Peter A. Ubel, M.D., Amy P. Abernethy, M.D., Ph.D., and S. Yousuf Zafar, M.D., M.H.S.
N Engl J Med 2013; 369:1484-1486October 17, 2013DOI: 10.1056/NEJMp1306826
Few physicians would prescribe treatments to their patients without first discussing important side effects. When a chemotherapy regimen prolongs survival, for example, but also causes serious side effects such as immunosuppression or hair loss, physicians are typically thorough about informing patients about those effects, allowing them to decide whether the benefits outweigh the risks. Nevertheless, many patients in the United States experience substantial harm from medical interventions whose risks have not been fully discussed. The undisclosed toxicity? High cost, which can cause considerable financial strain.

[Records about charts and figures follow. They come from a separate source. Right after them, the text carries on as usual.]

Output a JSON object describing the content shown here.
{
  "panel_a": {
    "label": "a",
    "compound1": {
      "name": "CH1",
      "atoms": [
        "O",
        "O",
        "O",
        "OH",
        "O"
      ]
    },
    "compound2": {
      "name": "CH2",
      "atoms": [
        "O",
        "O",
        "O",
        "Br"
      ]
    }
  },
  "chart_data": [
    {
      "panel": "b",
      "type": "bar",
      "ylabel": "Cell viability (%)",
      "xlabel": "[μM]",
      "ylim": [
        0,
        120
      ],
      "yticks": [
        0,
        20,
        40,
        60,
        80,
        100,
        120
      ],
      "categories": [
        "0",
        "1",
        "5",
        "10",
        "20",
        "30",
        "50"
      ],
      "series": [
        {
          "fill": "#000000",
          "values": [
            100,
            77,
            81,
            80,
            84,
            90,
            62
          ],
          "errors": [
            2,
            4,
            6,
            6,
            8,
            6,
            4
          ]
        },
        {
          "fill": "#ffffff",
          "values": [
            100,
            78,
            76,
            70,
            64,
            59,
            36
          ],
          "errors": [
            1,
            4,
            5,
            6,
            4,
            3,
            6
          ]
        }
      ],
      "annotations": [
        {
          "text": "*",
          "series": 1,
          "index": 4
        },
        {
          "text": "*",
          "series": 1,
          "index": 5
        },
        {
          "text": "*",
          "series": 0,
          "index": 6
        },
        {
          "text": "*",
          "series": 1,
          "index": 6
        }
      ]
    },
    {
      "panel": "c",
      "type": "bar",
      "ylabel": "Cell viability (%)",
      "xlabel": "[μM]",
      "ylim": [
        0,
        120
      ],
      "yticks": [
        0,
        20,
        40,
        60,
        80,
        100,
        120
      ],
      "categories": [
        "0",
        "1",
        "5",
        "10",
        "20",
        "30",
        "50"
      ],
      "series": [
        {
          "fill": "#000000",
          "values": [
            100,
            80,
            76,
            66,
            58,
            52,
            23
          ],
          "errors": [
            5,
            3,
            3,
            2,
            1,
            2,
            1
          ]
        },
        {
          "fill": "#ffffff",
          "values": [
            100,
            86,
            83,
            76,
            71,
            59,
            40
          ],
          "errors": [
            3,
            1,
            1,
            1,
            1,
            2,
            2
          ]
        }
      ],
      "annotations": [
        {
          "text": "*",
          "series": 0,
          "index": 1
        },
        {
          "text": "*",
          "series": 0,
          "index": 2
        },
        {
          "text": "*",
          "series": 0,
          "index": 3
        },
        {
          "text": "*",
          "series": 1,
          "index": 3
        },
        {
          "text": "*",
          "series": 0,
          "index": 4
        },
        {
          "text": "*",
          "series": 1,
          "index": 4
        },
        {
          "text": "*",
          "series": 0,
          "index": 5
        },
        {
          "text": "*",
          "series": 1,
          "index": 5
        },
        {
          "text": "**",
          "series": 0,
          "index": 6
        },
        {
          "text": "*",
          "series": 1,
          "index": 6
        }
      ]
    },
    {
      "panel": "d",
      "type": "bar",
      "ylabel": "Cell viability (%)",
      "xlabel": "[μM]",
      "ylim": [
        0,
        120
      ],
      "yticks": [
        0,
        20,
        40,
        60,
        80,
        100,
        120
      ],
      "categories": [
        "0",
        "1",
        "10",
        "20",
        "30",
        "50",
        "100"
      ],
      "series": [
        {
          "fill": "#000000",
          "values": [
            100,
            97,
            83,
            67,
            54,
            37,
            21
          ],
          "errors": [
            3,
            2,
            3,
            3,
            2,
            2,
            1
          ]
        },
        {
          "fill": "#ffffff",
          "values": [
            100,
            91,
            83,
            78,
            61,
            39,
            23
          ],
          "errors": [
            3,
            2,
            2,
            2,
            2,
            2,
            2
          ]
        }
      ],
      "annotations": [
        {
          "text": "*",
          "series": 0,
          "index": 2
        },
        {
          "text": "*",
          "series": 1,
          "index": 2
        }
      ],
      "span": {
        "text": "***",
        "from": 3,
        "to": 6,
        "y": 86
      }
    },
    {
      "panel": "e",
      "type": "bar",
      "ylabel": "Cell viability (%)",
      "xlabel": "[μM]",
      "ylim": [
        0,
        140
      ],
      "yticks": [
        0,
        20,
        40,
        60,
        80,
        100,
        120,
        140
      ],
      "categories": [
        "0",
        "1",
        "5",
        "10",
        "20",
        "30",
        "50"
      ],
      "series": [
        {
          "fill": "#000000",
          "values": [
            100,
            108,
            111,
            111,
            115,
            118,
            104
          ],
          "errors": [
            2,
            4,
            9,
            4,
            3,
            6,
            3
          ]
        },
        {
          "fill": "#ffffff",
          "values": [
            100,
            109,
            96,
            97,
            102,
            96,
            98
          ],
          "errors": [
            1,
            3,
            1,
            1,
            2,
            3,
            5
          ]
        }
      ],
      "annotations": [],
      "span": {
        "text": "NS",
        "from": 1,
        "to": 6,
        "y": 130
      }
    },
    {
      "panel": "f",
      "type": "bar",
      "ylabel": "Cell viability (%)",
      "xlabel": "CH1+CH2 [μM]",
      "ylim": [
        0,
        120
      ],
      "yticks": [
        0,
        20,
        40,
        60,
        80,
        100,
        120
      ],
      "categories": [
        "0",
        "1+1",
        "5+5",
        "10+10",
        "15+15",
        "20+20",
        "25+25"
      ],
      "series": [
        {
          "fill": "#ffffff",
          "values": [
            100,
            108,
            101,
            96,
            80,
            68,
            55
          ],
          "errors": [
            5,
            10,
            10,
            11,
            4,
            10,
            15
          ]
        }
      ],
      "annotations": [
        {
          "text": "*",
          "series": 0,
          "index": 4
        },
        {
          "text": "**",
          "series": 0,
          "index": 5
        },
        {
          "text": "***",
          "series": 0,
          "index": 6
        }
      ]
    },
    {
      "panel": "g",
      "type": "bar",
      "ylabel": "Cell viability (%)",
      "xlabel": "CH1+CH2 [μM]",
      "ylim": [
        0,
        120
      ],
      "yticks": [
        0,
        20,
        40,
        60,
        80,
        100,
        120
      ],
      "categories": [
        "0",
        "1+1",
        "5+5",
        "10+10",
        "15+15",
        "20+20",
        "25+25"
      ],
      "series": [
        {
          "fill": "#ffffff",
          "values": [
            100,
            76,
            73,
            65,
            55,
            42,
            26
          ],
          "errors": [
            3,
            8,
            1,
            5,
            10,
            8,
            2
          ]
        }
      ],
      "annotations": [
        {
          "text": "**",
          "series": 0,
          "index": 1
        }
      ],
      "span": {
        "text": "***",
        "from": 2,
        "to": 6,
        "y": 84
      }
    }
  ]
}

Since health care providers don't often discuss potential costs before ordering diagnostic tests or making treatment decisions, patients may unknowingly face daunting and potentially avoidable health care bills. Because treatments can be “financially toxic,”1 imposing out-of-pocket costs that may impair patients' well-being, we contend that physicians need to disclose the financial consequences of treatment alternatives just as they inform patients about treatments' side effects. Health care costs have risen faster than the Consumer Price Index for most of the past 40 years.